Allerdings verstellen solche Analogien mehr als sie erklären.
Wobei der Text sowieso eine eigenartige Ambivalenz ausstrahlt. Man weiss nicht so recht was er will und was er beklagt. Stören sich die Autoren daran, dass inzwischen das Geld regiert und sehnen sich nach den „guten alten Zeiten“ als an Stelle des Geldes die Knute regierte oder freuen sie sich im Gegenteil darüber, dass die Gutsbesitzerkaste ihre privilegierte Stellung verloren hat ?
Gleichzeitig beklagen sie, dass die Abhängigkeit vom Staat zugenommen hat und dass die Zahl derer, die an die Futterkrippe drängen soviel größer ist, als die Futterstellen. Und nun kommt auch noch dieser Idiot und erbt einfach.
Um diese Verworrenheit zu verstehen, müssen wir tiefer in die russische Geschichte eintauchen:
Rußland wird u.a. von Marx gerne als „halb-asiatische Despotie“ charakterisiert.
Was ist damit gemeint ?
Als sich nach der neolithischen Revolution der Ackerbau als vorherrschende Wirtschaftsform durchsetzte, geschah dies überwiegend in der Form dass Bauern und Bäuerinnen in ihren Dörfern miteinander kooperierten.
Dabei bildete sich sowohl Gemeindeeigentum als auch privates, persönliches Eigentum.
Vor allem die Schwierigkeiten bei der Bewirtschaftung von Bachtälern und schließlich sogar großer Flusstäler erforderten großräumigere Kooperationen.
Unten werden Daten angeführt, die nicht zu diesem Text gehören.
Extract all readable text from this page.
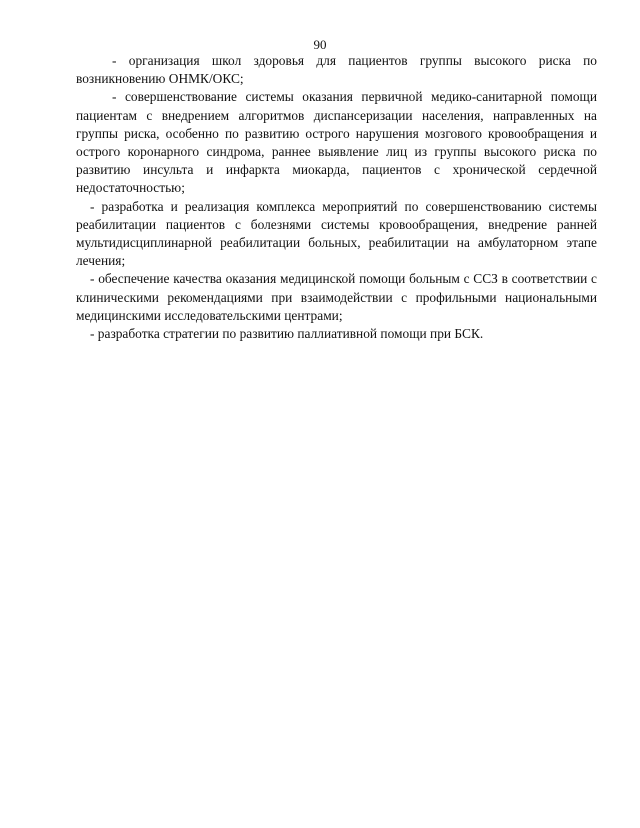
90

- организация школ здоровья для пациентов группы высокого риска по возникновению ОНМК/ОКС;

- совершенствование системы оказания первичной медико-санитарной помощи пациентам с внедрением алгоритмов диспансеризации населения, направленных на группы риска, особенно по развитию острого нарушения мозгового кровообращения и острого коронарного синдрома, раннее выявление лиц из группы высокого риска по развитию инсульта и инфаркта миокарда, пациентов с хронической сердечной недостаточностью;

- разработка и реализация комплекса мероприятий по совершенствованию системы реабилитации пациентов с болезнями системы кровообращения, внедрение ранней мультидисциплинарной реабилитации больных, реабилитации на амбулаторном этапе лечения;

- обеспечение качества оказания медицинской помощи больным с ССЗ в соответствии с клиническими рекомендациями при взаимодействии с профильными национальными медицинскими исследовательскими центрами;

- разработка стратегии по развитию паллиативной помощи при БСК.
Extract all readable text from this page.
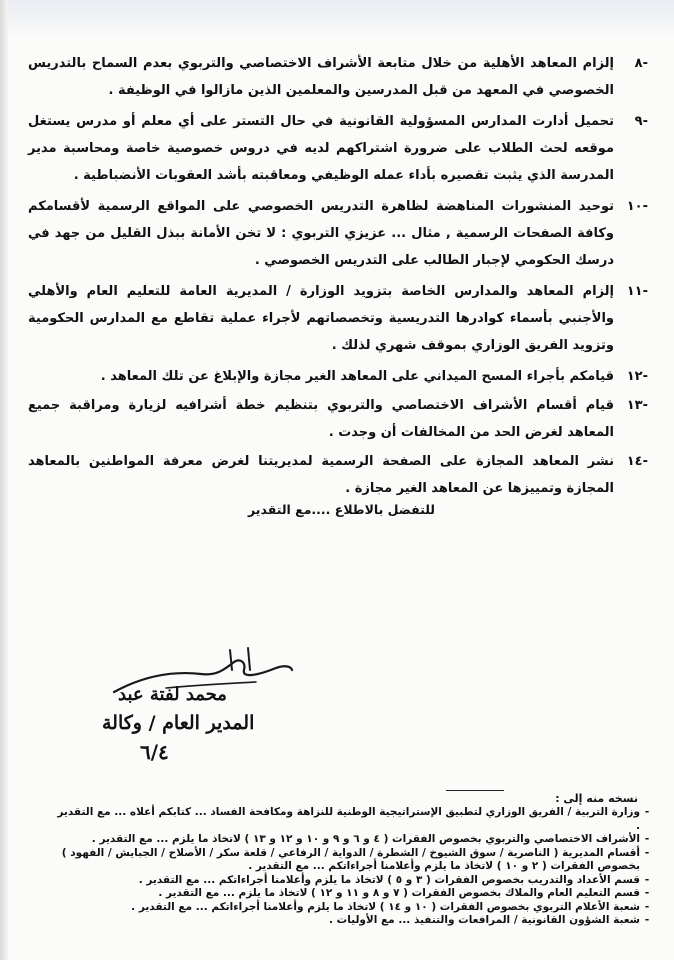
٨-
إلزام المعاهد الأهلية من خلال متابعة الأشراف الاختصاصي والتربوي بعدم السماح بالتدريس الخصوصي في المعهد من قبل المدرسين والمعلمين الذين مازالوا في الوظيفة .
٩-
تحميل أدارت المدارس المسؤولية القانونية في حال التستر على أي معلم أو مدرس يستغل موقعه لحث الطلاب على ضرورة اشتراكهم لديه في دروس خصوصية خاصة ومحاسبة مدير المدرسة الذي يثبت تقصيره بأداء عمله الوظيفي ومعاقبته بأشد العقوبات الأنضباطية .
١٠-
توحيد المنشورات المناهضة لظاهرة التدريس الخصوصي على المواقع الرسمية لأقسامكم وكافة الصفحات الرسمية , مثال ... عزيزي التربوي : لا تخن الأمانة ببذل القليل من جهد في درسك الحكومي لإجبار الطالب على التدريس الخصوصي .
١١-
إلزام المعاهد والمدارس الخاصة بتزويد الوزارة / المديرية العامة للتعليم العام والأهلي والأجنبي بأسماء كوادرها التدريسية وتخصصاتهم لأجراء عملية تقاطع مع المدارس الحكومية وتزويد الفريق الوزاري بموقف شهري لذلك .
١٢-
قيامكم بأجراء المسح الميداني على المعاهد الغير مجازة والإبلاغ عن تلك المعاهد .
١٣-
قيام أقسام الأشراف الاختصاصي والتربوي بتنظيم خطة أشرافيه لزيارة ومراقبة جميع المعاهد لغرض الحد من المخالفات أن وجدت .
١٤-
نشر المعاهد المجازة على الصفحة الرسمية لمديريتنا لغرض معرفة المواطنين بالمعاهد المجازة وتمييزها عن المعاهد الغير مجازة .
للتفضل بالاطلاع ....مع التقدير
محمد لفتة عبد
المدير العام / وكالة
٦/٤
نسخه منه إلى :
-
وزارة التربية / الفريق الوزاري لتطبيق الإستراتيجية الوطنية للنزاهة ومكافحة الفساد ... كتابكم أعلاه ... مع التقدير .
-
الأشراف الاختصاصي والتربوي بخصوص الفقرات ( ٤ و ٦ و ٩ و ١٠ و ١٢ و ١٣ ) لاتخاذ ما يلزم ... مع التقدير .
-
أقسام المديرية ( الناصرية / سوق الشيوخ / الشطرة / الدواية / الرفاعي / قلعة سكر / الأصلاح / الجبايش / الفهود ) بخصوص الفقرات ( ٢ و ١٠ ) لاتخاذ ما يلزم وأعلامنا أجراءاتكم ... مع التقدير .
-
قسم الأعداد والتدريب بخصوص الفقرات ( ٣ و ٥ ) لاتخاذ ما يلزم وأعلامنا أجراءاتكم ... مع التقدير .
-
قسم التعليم العام والملاك بخصوص الفقرات ( ٧ و ٨ و ١١ و ١٢ ) لاتخاذ ما يلزم ... مع التقدير .
-
شعبة الأعلام التربوي بخصوص الفقرات ( ١٠ و ١٤ ) لاتخاذ ما يلزم وأعلامنا أجراءاتكم ... مع التقدير .
-
شعبة الشؤون القانونية / المرافعات والتنفيذ ... مع الأوليات .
Die Wirtschaftsforscherin und Nobelpreisträgerin Ostrom hat eine solche Kooperation zur Flussregulierung und Bewässerungssteuerung auf den Phillipinen untersucht.
Belegstelle
Natürlich wurden diese Kooperationen umso größer je größer die Flüsse wurden, weswegen am Beginn dieser Entwicklung auch erstmal kleinere und mittlere Flüsse urbar gemacht wurden.
Die außerordentlich hohe Produktivität dieser Bewässerungslandwirtschaft lohnte allerdings auch außergewöhnliche Mühe und erlaubte einen Teil der Bevölkerung für diese kooperative Tätigkeit, vor allem für die Organisation dieser Tätigkeit, von normaler Arbeit frei zu stellen.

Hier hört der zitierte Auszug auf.